As those close to me are aware (and some not so close
– my ‘open book’ nature revealed), I had a series of knocks in my
life last year including two significant romantic blows.
Significant, in that the courtships' demise hit
me hard and I spent too long processing the circumstances and more time again
feeling sad.
Suffice to say I have been on my own more often than not – my married brother says: “you do single well,” but
of course it’s human nature for us to want more.
And during these long phases of singledom, or when love’s warmth turns cold, I find one of the best
tonics for my emotional well-being is to seek the company of men.
It’s not what you think. I'm not talking rebound, I'm referring to male friendship.
Among my network, I have young male
friends; past work colleagues where we continue to support one
another in our respective careers; married men – older married men; gay men – the full
gamut who have added tremendous support, vitality
and colour to my being and especially when the chips are down in the love stakes.
It makes it all the more sweeter when often
the qualities I like in these friendships double for those I value in my romantic
partnerships. None of my male friends would
qualify as macho - they are kind and caring, make excellent
listeners and are good communicators. We
banter on facebook, grab a coffee or drink, and laugh.
It used to be I’d interact with males in a
social context only when they were the boyfriend of my better
female friend. But the advent of facebook, and I guess age, seems to have opened the door for me to develop deeper male friendships.

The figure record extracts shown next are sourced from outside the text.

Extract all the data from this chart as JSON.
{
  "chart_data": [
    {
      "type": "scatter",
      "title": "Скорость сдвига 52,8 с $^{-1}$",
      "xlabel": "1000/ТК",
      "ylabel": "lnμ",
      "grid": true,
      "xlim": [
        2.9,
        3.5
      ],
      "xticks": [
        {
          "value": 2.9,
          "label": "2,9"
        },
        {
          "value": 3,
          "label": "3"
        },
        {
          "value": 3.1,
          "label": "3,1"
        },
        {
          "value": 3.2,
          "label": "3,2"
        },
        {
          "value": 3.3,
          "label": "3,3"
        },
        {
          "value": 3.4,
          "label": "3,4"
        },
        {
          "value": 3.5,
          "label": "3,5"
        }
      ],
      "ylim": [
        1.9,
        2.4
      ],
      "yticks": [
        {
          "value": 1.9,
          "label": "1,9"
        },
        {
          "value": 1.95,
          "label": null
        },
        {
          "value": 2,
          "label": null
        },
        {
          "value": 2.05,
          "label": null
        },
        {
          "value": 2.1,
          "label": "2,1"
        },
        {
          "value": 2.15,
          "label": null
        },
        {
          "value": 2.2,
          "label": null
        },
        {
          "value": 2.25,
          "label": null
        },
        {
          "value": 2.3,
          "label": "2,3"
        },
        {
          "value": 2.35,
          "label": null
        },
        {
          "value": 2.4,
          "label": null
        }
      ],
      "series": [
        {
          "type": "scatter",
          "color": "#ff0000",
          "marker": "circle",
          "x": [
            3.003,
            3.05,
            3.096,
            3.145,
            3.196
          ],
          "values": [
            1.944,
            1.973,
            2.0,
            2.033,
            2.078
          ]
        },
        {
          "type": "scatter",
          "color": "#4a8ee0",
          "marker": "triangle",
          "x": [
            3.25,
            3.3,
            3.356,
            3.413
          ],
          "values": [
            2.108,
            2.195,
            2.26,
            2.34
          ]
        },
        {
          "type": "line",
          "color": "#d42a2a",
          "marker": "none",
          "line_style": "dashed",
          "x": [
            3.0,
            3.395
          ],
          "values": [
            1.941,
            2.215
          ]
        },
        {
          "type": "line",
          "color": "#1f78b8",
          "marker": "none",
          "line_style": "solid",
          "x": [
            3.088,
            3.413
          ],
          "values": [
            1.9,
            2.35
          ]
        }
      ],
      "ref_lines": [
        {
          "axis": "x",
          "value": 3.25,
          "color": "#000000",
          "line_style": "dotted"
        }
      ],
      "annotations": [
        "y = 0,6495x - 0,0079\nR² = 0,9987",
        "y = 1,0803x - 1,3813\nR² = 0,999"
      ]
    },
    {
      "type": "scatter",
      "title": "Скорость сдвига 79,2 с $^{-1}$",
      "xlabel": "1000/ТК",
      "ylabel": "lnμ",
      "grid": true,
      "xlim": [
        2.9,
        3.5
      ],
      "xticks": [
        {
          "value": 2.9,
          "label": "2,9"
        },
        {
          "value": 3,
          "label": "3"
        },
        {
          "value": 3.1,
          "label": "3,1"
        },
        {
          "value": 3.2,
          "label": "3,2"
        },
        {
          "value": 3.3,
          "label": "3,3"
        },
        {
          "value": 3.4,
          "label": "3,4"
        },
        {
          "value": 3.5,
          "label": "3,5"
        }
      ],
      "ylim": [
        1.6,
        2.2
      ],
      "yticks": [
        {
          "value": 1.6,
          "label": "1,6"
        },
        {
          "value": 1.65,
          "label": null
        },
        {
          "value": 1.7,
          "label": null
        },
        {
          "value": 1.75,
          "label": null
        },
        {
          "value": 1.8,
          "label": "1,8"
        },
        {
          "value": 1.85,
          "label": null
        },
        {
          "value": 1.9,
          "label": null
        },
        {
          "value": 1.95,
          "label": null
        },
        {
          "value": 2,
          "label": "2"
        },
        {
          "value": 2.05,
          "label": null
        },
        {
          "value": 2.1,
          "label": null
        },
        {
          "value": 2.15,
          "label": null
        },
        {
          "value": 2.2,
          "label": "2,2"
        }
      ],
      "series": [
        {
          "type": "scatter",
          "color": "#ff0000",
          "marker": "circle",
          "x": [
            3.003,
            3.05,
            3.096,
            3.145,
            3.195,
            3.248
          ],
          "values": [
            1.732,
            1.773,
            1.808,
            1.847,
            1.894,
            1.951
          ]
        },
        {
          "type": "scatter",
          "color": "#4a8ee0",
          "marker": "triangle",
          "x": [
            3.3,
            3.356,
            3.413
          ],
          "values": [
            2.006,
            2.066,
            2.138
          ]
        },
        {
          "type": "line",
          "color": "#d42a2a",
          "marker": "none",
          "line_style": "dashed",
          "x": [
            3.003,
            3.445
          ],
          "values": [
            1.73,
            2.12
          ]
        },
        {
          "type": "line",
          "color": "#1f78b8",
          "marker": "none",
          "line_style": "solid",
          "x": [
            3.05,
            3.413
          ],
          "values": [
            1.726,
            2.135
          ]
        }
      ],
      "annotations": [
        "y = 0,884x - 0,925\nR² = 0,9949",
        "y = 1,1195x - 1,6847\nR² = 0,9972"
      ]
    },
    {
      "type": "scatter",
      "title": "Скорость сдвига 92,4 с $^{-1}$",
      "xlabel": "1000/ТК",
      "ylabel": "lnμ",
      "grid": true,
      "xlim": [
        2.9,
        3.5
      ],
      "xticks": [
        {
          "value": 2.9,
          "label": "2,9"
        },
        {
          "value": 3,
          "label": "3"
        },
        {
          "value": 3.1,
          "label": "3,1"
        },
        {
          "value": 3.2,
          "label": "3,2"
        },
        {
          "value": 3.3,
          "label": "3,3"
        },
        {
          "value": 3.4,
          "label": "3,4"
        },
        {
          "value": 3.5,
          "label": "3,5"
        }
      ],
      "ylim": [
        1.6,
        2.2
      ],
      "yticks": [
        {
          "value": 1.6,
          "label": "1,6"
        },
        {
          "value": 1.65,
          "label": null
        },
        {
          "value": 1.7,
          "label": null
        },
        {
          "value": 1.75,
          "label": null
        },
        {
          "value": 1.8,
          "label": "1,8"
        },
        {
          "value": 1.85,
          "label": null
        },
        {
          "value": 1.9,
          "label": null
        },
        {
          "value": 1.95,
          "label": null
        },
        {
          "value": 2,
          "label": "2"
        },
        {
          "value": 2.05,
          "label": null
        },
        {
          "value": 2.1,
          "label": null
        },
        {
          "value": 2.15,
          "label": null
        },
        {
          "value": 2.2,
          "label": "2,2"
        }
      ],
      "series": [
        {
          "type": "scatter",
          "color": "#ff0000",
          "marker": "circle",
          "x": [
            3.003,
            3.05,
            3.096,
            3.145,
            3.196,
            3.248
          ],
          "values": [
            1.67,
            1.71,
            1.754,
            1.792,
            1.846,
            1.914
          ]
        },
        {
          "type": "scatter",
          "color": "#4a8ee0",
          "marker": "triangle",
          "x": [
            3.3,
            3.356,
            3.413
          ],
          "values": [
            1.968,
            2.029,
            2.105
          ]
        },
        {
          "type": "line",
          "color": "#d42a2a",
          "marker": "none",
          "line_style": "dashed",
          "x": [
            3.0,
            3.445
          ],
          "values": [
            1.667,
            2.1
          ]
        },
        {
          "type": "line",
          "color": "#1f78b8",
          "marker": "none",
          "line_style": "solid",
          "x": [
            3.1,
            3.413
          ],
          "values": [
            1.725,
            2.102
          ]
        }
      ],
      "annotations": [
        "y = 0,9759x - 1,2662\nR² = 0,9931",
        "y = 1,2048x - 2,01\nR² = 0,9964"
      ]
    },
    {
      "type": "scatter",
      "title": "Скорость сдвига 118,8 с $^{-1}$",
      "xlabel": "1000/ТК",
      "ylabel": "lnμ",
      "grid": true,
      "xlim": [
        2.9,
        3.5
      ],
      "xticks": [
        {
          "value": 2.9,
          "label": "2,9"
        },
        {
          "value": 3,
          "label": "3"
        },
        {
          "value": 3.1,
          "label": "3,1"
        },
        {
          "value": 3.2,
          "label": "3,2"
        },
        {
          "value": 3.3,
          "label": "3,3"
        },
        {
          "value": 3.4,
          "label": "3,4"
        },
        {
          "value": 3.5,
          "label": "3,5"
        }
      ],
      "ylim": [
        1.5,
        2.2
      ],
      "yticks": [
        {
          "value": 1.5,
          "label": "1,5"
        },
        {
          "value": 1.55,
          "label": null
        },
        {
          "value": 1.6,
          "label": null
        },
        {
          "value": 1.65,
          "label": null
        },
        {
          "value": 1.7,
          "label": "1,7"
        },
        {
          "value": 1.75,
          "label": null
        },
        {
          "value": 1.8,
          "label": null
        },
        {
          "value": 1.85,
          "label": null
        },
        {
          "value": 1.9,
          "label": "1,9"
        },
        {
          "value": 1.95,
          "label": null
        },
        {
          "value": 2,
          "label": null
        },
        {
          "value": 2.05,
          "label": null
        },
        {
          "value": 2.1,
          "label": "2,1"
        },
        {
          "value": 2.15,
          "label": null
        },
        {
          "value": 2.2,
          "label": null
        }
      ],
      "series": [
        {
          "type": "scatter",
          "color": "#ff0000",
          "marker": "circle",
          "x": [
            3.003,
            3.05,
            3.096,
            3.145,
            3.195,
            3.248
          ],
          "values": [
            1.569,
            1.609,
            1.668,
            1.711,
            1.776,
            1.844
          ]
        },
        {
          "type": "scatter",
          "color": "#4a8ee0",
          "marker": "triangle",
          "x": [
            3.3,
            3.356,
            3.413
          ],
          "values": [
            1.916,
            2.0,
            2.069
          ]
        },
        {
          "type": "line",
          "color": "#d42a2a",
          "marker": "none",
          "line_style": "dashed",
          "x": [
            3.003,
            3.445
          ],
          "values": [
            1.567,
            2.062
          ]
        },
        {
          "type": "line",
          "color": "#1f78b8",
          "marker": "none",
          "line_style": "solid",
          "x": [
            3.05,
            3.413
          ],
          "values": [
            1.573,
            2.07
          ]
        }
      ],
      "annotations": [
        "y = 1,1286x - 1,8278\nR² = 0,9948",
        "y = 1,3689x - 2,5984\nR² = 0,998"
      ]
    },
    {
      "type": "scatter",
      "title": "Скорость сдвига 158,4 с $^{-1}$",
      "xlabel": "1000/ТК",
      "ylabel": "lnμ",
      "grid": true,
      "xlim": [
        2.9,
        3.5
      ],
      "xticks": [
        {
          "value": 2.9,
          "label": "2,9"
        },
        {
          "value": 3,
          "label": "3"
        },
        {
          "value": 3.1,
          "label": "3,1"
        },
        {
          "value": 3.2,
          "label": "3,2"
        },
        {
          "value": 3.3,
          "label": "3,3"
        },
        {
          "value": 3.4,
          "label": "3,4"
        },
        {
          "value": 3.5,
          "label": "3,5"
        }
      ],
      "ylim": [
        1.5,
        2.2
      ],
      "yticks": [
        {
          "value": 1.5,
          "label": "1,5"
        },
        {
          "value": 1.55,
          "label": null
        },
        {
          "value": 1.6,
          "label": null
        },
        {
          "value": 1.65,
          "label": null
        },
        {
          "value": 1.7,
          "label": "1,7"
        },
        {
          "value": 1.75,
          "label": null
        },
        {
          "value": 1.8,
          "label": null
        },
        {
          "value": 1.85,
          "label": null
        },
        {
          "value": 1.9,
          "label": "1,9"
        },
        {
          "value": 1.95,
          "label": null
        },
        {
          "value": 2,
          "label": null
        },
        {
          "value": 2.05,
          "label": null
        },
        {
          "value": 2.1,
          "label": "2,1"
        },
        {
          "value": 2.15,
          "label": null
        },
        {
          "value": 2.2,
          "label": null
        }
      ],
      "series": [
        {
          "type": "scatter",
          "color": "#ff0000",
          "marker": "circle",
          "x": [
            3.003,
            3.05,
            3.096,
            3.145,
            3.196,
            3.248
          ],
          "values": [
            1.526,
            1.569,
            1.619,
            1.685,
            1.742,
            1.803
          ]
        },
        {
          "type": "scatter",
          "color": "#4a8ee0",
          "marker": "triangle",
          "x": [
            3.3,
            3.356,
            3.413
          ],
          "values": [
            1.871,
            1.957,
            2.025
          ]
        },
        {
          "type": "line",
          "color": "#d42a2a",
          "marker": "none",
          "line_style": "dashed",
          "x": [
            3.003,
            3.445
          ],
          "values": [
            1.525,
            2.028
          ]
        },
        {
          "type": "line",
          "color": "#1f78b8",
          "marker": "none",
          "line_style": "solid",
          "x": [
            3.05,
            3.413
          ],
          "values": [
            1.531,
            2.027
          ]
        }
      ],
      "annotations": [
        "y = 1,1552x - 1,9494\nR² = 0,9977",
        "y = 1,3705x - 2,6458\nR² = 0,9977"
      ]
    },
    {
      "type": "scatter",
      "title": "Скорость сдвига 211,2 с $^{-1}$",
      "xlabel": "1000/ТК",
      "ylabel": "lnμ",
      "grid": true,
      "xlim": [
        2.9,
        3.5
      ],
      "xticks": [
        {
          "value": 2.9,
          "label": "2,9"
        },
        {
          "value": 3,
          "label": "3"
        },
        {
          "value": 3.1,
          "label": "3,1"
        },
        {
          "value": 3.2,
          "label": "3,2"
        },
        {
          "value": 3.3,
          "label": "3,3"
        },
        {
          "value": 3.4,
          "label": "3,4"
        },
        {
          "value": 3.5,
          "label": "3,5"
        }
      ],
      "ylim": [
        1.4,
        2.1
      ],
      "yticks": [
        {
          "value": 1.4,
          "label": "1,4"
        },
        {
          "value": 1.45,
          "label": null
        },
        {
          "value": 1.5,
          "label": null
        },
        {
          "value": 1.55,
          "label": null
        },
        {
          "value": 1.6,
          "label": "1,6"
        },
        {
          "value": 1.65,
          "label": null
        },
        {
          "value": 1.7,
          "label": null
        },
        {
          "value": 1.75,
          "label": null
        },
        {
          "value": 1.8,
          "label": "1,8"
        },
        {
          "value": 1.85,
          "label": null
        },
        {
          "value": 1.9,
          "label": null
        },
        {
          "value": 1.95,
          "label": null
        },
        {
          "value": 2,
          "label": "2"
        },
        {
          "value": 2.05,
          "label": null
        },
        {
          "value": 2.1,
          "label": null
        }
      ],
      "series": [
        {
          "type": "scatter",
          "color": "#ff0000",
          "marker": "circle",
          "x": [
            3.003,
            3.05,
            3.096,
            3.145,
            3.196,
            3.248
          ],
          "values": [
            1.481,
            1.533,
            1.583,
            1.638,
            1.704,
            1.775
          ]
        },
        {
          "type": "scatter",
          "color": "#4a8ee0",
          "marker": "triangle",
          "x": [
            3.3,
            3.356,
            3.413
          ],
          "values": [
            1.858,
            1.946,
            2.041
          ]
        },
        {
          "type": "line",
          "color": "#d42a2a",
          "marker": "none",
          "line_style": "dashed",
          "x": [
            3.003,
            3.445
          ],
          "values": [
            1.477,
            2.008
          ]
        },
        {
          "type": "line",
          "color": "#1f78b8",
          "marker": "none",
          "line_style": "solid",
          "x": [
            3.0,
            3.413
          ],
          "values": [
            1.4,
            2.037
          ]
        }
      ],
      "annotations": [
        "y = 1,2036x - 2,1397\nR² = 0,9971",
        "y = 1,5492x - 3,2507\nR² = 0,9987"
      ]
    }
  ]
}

My friend Adrian from Seattle said: “When
one cool person finds another cool person, they should hang together.”
Sisterhood has always been important to
me, the camaraderie between female-to-female creates a terrific support structure, but
there is something about bonding with males.
So next time you get dumped by Romeo or
have to reluctantly ‘let go’ of your non-committal, he’s just not that into you love paramour – do what I do and lean
on men.
It’s a great lesson that men and woman can be friends despite years of me believing
Harry moreover Sally.
Obviously, I’d been missing out.
1. The dapper Spanish men I met in Oslo,
Norway on my September trip.
2. During my 2013 travels in India I shared
many laughs with the witty and razor sharp local men.
3. When I asked the server for water,
one of the men I met in this French group during CES in Las Vegas insisted she bring us
champagne. "Champagne is 'French water'," he said.